372 entry daha
  • önünden geciyordum "ümit kasetcilik" denen, acaip acaip uzun sacli, tipi kaymis adamlarin bir arada sohbet edip sigara ve bira ictikleri bir plakci-kasetci dukkaninin. mekanin yeri tam konak meydaninda sayilir.
    uzerimde lacivert okul ceketi, ceketin ön cebinde izmir atatürk lisesi armasi. süt gibi bir bebeyim. diyorsunuz ya sürekli,"liseli"... sayisalmi sozelmi diye diye gececek ömrüm saniyordum o zamanlar. hayata dair önümü goremiyor, okul ev arasi gidip geliyordum.
    konak meydanindaki otobüs son duragimiza gitmek icin montrö'de ki okuldan cikip konak meydani otobus tarlasina kadar hep ayni yoldan yürür ve hep ayni kasetcinin önünden gecip , iki dakikaligina orada durup, vitrinden enteresan resimleri olan kaset kapaklarina bakardim. yaratiklarin oldugu (edi imis amna kdumun yaratigi meger,kanka olduk sonra.tatli seker biseymis halbuki), agresiflik kokan resimlerle bezeli albüm kapaklari..
    insanlarin neden kendilerini o tiplere soktugunu dusune dusune o tiplere bakar bakar dururdum. anlam veremez ve duraga dogru yurumeye devam ederdim.
    ekstradan bir harclik kapmistim evden. keyifle ye bu parayi, arsa sattik , aha bu da senin payin dediler ev ahalisi. okulda o paradan kiyip bir hamburger aldim, imbat gazozu yaninda. saklayacaktim gerisini. kot alacaktim, kot pantolon demezdik ama kot derdik. kot alacaktim, spor ayakkabi alacaktim cunku kot ve spor ayakkabi yakisiyordu kendimce ve o dukkandan bir kaset alip eve gidip, anneannemlerin hacdan gelirken getirdikleri walkman ile dinleyecektim rastgele alacagim kasedi. neymis bu heriflerin mevzuu, anlayacaktim.
    girdim dukkana, sevgili ümit abimi ilk orada tanidim. dedim ki kaset alacagim. hangisi dedi, gozume carpan bir album kapagini gosterdim ismini soylemeden. "bu iste"dedim. orjinalmi kayitmi dedi, dedim farki ney, gulumsedi, anladi ki ben bebenin tekiyim, bi boktan cakmam. krom dioksit kaset bu, daha iyidir, orjinal kaset hem pahali hemde kalitesiz, kayit vereyim sana dedi.
    ama dedim, ayni album resimleri olmayacak uzerinde. bakar incelerdim.

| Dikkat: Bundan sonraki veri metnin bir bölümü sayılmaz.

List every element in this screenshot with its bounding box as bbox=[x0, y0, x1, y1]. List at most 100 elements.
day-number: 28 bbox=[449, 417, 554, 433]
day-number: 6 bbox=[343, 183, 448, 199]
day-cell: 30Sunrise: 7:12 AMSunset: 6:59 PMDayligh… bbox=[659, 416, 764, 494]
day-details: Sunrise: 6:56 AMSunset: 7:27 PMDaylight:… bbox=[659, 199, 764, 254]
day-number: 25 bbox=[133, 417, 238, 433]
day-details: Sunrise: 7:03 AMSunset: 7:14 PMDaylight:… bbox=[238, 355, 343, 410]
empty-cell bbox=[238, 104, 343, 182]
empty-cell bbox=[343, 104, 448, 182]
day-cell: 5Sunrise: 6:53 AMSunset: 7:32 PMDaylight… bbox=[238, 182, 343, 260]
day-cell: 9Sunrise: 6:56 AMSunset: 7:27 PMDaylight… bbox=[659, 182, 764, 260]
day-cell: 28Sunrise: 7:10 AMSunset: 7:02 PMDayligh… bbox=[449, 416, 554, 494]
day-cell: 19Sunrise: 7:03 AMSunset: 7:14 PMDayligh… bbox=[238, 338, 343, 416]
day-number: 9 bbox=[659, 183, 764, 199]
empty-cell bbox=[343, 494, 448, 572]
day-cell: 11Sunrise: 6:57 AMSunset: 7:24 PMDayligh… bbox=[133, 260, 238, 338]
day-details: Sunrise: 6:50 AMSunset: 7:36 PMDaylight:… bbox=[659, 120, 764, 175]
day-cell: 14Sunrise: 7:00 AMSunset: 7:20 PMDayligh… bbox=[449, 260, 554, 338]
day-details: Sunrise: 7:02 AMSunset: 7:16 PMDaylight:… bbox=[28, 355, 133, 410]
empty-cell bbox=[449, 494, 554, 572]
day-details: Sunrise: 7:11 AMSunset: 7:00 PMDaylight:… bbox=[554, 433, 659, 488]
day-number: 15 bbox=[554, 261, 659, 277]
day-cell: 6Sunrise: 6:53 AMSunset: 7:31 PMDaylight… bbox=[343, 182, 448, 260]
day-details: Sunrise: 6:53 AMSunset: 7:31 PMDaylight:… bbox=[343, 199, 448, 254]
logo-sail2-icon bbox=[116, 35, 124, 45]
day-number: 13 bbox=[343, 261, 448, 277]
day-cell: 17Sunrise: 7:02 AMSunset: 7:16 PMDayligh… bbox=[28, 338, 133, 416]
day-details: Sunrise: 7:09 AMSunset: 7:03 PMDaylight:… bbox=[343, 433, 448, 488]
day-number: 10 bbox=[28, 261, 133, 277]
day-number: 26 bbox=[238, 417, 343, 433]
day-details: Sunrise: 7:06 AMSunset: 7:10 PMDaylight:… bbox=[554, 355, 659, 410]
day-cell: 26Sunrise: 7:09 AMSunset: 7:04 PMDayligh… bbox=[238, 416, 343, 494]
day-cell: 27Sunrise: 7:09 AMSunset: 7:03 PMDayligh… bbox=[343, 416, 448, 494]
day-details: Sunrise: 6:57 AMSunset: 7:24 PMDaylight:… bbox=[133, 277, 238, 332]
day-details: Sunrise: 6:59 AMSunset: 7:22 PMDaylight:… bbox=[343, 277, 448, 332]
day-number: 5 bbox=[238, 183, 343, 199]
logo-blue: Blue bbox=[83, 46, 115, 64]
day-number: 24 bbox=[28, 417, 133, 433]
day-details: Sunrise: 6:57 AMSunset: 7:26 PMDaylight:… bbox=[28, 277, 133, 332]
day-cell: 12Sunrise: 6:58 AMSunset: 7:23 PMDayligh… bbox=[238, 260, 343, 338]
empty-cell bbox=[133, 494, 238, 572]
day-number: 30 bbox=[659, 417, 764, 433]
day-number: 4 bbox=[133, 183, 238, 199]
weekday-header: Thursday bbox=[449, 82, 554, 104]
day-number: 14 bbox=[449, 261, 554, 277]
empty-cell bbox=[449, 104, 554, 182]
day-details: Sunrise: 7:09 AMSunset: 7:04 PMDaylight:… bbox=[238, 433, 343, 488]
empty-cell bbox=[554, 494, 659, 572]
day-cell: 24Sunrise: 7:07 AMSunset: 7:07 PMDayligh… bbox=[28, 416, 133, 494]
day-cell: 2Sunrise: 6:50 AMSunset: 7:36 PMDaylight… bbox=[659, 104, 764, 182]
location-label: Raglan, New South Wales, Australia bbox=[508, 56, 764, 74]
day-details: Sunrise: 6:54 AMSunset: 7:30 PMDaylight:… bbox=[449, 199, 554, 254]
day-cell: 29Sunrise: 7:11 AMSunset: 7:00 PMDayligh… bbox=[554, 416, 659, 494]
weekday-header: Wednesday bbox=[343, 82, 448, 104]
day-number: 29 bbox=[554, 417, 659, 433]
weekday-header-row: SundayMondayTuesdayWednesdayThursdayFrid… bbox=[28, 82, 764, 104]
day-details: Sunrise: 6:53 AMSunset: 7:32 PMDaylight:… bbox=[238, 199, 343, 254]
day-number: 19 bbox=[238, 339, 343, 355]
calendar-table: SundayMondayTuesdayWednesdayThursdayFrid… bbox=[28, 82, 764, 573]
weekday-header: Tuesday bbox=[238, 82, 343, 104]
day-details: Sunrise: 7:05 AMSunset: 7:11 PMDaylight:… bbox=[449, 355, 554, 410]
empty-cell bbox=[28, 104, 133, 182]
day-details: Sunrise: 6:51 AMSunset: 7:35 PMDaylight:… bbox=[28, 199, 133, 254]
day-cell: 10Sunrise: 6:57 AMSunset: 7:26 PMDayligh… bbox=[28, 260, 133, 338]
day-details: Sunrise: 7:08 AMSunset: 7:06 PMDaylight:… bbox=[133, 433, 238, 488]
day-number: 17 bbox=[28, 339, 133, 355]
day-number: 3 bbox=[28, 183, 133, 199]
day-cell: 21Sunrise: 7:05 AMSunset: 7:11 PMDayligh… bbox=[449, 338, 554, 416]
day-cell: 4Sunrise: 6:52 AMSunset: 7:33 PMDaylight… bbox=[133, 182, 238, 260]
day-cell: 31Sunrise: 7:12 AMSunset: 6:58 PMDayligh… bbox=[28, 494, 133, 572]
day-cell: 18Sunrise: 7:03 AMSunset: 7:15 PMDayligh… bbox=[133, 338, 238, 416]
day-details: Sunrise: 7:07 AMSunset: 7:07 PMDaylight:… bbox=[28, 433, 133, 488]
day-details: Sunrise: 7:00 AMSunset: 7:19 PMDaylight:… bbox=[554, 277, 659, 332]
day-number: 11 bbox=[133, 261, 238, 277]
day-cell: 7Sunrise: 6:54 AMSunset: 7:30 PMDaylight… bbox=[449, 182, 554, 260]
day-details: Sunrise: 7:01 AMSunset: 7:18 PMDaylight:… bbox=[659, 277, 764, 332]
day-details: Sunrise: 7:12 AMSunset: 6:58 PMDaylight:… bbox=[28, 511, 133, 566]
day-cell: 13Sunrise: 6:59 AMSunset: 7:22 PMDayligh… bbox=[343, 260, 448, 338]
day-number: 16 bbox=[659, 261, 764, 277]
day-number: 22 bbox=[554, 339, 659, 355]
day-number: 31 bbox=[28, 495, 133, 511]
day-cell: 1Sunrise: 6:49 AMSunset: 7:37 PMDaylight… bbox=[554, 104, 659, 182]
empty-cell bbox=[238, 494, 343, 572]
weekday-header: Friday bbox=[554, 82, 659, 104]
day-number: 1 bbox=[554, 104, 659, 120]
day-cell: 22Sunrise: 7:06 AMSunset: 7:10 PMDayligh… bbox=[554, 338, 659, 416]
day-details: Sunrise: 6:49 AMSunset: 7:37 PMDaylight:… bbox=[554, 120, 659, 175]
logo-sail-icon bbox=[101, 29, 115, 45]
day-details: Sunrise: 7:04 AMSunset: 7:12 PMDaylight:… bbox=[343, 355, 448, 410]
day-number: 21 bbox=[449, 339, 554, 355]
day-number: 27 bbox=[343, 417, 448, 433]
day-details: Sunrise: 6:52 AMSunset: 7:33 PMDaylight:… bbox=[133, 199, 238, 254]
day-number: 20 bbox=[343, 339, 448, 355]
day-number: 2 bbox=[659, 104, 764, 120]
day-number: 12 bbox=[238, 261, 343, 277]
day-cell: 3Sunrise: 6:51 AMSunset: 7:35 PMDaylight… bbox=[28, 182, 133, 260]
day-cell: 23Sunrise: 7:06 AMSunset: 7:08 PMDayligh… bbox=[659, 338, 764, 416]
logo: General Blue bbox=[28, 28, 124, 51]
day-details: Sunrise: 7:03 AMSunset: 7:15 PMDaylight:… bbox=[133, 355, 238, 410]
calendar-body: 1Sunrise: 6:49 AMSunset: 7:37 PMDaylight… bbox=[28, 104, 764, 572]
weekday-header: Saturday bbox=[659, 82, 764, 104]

    sectigin albumu al git dinle, ben sana bir ara eski tarihli metal hammer dergisi veririm, onu incelersin dedi.
    albumun asli 45 lik ama umit abinin bana verdigi kaset 90 lik . bir yuzunde sectigim south of heaven, oteki yuzunde rain in blood.
    eve gittim , yemegi yedim aile efradi ile birlikte, odama gectim ve walkmene pil yerlestirip kasedi taktim. kulaklik falan derken play tusuna bastim.
    on and on, south of heaven...
    o andan itibaren kendim oldum. o andan itibaren kendimi ifade ettim hayatta keyfimce, o ne dermis bu ne dermis kaygilarim hep o anda kayboldu. simdi yasim olmus bir dunya, kendimi hep s*kmin keyfine gore ifade ettim o gunden beridir baskasinin s*knin keyfine karismadan.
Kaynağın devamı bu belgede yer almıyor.